The where Clause Is Interchangable with the filter Function of the DataFrame

In [6]:
from pyspark.sql.functions import col

# Importing org.apache.spark.sql.functions._ is not necessary in PySpark
# Importing spark.implicits._ is not necessary if the code is run in a PySpark shell

# Filter the DataFrame using the col function
filter = stores_sdf.filter(col("closes") >= 22)

# Filter the DataFrame using the DataFrame API
where = stores_sdf.where(stores_sdf.closes >= 22)

# Show the results
filter.show()
where.show()

+----+--------+-----+------+
|name|capacity|opens|closes|
+----+--------+-----+------+
|   c|      18|    5|    23|
+----+--------+-----+------+

+----+--------+-----+------+
|name|capacity|opens|closes|
+----+--------+-----+------+
|   c|      18|    5|    23|
+----+--------+-----+------+



## Projection

**Projection as the process of reducing the total number of columns returned by a query.**

- Say we want to find all stores where the minimum occupancy is greater than 20. 
- In this case, we can assume we don’t need to worry about when a store opens or closes,
- But rather we want to find the `name` of the store only.

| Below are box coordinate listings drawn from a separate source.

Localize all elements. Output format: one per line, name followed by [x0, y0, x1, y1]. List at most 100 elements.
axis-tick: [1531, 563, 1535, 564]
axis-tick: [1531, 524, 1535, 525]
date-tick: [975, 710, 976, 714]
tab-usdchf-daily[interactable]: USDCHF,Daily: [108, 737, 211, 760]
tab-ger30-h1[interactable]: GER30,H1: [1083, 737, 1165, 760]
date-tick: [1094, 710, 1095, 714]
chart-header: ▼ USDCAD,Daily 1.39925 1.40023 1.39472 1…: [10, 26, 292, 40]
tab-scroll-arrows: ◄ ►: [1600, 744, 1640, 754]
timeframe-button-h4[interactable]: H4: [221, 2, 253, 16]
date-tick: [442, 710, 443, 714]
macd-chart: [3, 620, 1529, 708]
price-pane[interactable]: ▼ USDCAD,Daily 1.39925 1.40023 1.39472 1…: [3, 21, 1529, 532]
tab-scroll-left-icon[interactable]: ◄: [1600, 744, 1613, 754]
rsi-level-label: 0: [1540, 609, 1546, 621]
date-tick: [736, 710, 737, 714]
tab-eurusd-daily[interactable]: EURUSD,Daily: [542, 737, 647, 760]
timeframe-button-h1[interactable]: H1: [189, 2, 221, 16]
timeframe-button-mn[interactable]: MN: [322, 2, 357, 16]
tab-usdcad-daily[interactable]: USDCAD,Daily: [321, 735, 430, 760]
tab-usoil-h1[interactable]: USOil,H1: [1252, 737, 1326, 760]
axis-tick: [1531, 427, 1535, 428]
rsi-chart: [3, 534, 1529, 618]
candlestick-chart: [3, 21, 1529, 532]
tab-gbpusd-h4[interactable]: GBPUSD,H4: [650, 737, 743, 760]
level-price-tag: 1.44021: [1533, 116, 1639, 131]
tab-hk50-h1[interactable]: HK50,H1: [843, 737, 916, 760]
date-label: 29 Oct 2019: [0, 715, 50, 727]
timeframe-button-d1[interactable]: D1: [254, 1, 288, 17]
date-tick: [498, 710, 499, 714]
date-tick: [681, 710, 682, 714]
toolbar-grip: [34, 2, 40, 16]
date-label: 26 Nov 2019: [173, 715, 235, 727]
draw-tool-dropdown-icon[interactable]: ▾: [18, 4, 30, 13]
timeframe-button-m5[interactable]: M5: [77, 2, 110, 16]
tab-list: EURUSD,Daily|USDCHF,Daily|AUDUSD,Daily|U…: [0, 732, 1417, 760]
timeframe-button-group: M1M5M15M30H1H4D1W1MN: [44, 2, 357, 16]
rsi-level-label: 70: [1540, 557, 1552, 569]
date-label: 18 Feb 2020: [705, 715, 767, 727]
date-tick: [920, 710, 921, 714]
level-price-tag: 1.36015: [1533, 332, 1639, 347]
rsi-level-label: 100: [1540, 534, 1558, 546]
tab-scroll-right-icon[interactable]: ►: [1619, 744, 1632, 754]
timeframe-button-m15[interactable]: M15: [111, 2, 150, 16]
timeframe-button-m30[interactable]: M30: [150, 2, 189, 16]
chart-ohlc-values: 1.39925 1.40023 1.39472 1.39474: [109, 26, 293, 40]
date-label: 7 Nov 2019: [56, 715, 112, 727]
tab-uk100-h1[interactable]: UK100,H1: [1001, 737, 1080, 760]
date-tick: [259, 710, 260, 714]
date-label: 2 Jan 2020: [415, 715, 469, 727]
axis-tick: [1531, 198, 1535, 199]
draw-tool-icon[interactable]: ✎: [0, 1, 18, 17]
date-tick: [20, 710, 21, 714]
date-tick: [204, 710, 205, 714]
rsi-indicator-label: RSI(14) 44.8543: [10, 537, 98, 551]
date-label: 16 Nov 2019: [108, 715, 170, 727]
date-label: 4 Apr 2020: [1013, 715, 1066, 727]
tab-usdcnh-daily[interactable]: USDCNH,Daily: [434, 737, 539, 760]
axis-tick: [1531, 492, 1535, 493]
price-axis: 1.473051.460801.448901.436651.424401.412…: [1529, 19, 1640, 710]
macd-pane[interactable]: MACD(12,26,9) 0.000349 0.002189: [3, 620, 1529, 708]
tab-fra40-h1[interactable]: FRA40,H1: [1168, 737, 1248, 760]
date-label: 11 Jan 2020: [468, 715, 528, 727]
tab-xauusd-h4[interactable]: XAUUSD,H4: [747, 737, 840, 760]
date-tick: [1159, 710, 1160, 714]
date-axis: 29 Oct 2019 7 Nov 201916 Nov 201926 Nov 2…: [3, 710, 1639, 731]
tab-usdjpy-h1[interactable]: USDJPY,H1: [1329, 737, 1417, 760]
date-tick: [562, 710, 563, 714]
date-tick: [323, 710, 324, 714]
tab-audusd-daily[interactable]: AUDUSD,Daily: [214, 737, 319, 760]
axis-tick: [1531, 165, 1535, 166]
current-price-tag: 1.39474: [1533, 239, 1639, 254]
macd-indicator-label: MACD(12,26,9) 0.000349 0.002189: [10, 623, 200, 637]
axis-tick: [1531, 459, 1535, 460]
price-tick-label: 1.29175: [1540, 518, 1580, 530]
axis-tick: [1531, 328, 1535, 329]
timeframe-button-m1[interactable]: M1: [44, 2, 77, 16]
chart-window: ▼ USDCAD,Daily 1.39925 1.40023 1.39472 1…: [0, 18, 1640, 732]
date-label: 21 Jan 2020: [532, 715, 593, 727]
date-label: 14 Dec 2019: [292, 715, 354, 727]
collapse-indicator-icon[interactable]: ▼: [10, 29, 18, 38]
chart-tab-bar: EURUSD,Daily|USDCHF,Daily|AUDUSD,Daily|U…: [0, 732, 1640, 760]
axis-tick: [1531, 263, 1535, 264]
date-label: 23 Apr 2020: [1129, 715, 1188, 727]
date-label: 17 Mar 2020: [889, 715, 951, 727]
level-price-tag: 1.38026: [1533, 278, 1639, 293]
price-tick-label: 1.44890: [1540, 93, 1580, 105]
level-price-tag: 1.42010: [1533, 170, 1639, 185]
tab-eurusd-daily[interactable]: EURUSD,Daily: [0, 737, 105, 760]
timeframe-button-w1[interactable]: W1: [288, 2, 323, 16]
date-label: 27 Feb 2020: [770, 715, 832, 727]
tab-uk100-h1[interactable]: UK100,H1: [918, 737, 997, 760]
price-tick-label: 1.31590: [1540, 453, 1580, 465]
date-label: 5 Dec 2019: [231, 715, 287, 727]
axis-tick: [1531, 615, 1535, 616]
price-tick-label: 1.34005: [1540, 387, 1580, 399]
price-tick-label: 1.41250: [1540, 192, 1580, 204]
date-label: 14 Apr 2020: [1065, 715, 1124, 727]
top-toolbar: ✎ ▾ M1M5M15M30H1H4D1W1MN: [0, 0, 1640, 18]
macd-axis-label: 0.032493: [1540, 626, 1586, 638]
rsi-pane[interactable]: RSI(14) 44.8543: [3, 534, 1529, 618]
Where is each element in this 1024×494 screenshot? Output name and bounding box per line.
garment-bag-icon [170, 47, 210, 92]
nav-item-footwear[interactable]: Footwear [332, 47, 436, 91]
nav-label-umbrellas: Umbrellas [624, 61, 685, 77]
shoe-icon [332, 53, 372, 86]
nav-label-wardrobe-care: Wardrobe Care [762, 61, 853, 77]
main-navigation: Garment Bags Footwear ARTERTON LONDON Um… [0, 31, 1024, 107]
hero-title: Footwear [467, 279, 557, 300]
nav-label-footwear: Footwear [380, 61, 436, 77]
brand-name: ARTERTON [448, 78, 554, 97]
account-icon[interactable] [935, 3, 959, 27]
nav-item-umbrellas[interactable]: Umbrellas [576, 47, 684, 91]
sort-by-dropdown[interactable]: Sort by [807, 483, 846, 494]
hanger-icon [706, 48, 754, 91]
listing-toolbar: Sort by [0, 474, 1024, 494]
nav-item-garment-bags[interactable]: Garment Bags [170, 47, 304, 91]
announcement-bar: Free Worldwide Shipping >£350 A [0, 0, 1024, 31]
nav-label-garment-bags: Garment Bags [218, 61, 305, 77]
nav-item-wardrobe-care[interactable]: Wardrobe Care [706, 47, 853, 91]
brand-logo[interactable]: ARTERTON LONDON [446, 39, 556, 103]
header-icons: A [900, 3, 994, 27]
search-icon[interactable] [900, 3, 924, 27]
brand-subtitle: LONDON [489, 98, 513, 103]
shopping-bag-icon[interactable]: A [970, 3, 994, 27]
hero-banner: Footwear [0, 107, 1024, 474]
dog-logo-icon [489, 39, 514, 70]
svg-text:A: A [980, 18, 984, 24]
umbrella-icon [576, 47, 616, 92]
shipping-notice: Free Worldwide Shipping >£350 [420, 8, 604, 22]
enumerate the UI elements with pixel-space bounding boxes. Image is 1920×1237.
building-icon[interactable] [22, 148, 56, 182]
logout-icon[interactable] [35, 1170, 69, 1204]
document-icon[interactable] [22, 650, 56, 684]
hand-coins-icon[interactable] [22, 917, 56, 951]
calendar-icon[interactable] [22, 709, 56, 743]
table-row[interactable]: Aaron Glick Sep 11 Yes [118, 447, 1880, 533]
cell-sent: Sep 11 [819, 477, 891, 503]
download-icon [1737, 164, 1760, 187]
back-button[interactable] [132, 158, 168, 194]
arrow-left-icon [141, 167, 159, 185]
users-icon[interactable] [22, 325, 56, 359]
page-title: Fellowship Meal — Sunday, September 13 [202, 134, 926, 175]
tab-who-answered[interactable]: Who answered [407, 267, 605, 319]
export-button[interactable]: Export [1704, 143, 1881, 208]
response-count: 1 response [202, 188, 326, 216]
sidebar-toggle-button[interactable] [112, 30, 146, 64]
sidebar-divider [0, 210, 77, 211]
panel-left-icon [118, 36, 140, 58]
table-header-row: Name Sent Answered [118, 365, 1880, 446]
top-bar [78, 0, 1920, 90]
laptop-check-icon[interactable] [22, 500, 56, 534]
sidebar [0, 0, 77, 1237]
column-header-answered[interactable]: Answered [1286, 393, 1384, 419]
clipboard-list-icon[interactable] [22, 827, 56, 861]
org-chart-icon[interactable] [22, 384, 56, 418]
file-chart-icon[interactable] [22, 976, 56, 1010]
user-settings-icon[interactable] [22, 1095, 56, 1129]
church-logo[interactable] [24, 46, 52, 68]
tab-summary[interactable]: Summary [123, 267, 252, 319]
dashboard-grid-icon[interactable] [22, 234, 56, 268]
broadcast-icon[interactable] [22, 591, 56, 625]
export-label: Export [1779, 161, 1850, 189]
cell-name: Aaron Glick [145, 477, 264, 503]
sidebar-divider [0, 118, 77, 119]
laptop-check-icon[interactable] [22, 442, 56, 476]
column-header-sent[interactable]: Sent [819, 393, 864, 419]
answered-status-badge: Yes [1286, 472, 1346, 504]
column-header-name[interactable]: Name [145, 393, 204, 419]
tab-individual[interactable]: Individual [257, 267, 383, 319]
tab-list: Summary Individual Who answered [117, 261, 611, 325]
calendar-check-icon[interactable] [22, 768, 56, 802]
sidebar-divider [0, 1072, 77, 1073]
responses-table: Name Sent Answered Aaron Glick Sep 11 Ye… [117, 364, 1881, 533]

- Find all stores with an occupancy greater than 20.

In [7]:
# Query the view
stores_occ = spark.sql("SELECT name FROM stores where capacity > 20")
stores_occ.show()

+----+
|name|
+----+
|   a|
|   b|
+----+



- The query in Listing above  shows you how to use projection and selection together. 
- The projection dictates which columns will be returned by the query, as seen in the select name, which directs Spark to return only the column labeled name.
- The selection portion of the query, which is a fancy filter or conditional predicate, dictates which rows meet the criteria to be returned by the query, as seen in where capacity > 20.

**Let’s see how we can build the same query using the DataFrame API directly**

In [8]:
from pyspark.sql.functions import col

stores_sdf.select("name") \
            .where(col("capacity") > 20) \
                .show()

+----+
|name|
+----+
|   a|
|   b|
+----+